J. K. Rowling pens second crime novel under pseudonym
London: JK Rowling, celebrated British author of the popular Harry Potter series, has penned her second crime novel under a pseudonym to be published in June.
The Silkworm, to be published on June 19, will again feature Cormoran Strike, the private detective Rowling introduced in 2013`s `The Cuckoo`s Calling`.
The author`s pseudonym Robert Galbraith was unmasked last year after the information was leaked by a member of her legal team.
Rowling, 48, has penned a new story about her private detective Strike and his assistant Robin Ellacott.
This time, the crime-solving duo will be on the trail of a killer who murders a writer called Owen Quine, The Independent reported.
"At first, Mrs Quine just thinks her husband has gone off by himself for a few days (as he has done before) and she wants Strike to find him and bring him home," a synopsis from publishers Little, Brown Book Group reads.
"But as Strike investigates, it becomes clear that there is more to Quine`s disappearance than his wife realises," it says.
Quine has just finished work on a manuscript that sees him draw on "almost everyone" for poisonous character assassinations that could ruin lives.
"When Quine is found brutally murdered under bizarre circumstances, it becomes a race against time to understand the motivation of a ruthless killer, a killer unlike any Strike has encountered before," the teaser states.

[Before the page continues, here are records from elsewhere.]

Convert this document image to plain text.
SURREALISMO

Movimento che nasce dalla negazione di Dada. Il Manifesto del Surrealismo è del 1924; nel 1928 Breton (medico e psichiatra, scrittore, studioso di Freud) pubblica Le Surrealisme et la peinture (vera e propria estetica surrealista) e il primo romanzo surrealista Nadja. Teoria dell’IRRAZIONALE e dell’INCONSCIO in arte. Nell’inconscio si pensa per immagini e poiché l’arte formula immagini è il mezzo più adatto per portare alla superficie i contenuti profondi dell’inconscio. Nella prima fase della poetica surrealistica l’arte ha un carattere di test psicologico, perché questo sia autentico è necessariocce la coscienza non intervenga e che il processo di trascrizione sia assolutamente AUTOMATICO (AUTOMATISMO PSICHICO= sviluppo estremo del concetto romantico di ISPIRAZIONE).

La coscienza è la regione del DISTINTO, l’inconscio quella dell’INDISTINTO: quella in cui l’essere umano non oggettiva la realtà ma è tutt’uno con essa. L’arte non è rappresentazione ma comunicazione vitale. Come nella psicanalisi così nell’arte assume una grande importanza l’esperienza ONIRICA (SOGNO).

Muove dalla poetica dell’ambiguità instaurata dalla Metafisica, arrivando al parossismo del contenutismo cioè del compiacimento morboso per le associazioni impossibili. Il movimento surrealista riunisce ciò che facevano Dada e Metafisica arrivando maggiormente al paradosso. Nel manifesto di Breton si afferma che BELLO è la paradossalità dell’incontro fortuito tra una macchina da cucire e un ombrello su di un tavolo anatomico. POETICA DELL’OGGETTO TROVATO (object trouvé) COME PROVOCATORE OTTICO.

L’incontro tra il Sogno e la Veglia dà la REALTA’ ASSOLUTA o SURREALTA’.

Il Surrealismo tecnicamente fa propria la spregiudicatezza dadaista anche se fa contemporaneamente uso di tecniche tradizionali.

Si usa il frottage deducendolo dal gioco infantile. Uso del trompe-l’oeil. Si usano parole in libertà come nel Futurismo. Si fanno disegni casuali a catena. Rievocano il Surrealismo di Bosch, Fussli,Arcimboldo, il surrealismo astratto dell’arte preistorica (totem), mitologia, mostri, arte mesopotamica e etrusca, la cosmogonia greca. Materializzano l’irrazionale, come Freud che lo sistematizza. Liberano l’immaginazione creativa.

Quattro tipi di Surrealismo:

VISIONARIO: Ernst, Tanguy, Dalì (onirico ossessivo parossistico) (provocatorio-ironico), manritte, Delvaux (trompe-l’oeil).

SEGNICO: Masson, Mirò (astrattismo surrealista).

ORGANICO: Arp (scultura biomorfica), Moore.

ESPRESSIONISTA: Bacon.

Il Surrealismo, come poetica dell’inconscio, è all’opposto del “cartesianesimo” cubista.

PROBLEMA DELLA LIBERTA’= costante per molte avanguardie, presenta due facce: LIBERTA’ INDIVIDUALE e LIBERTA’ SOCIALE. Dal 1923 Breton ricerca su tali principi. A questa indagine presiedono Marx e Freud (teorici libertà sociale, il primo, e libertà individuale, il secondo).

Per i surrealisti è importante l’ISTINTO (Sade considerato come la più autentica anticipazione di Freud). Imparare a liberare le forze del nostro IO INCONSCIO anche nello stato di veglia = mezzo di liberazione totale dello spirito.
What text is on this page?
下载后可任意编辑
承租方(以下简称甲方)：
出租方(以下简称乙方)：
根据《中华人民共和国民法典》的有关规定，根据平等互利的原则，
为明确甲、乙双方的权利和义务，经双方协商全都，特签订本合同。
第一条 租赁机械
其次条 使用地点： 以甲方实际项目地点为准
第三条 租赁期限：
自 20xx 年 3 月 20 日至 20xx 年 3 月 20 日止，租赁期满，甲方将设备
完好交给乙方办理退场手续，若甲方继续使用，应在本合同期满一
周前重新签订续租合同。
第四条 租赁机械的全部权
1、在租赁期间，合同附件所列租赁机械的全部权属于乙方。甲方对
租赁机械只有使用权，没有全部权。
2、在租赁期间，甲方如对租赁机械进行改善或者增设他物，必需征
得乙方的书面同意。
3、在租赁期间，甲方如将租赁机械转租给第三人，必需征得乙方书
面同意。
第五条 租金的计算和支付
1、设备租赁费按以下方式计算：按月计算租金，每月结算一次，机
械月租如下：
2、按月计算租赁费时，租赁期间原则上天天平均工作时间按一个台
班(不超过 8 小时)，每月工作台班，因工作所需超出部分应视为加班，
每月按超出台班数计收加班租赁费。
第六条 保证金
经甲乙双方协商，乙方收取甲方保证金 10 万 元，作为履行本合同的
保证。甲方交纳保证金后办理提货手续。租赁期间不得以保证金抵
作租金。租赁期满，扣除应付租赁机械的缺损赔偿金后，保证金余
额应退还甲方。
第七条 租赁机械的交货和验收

Rowling was unmasked on Twitter as the author of thriller The Cuckoo`s Calling.
She had hidden behind a fake name to avoid readers forming preconceptions based on her Harry Potter success.
"I was yearning to go back to the beginning of a writing career in this new genre to work without hype or expectation to receive totally unvarnished feedback," Rowling wrote on her Robert Galbraith website.
"It was a fantastic experience and I only wish it could have gone on a little longer."
Rowling successfully took legal action against the solicitors who had leaked the information and donated both the damages and the novel`s royalties to the Soldier`s Charity.
A partner at the solicitors told his wife`s best friend about Robert Galbraith`s real identity, who in turn disclosed it to The Sunday Times.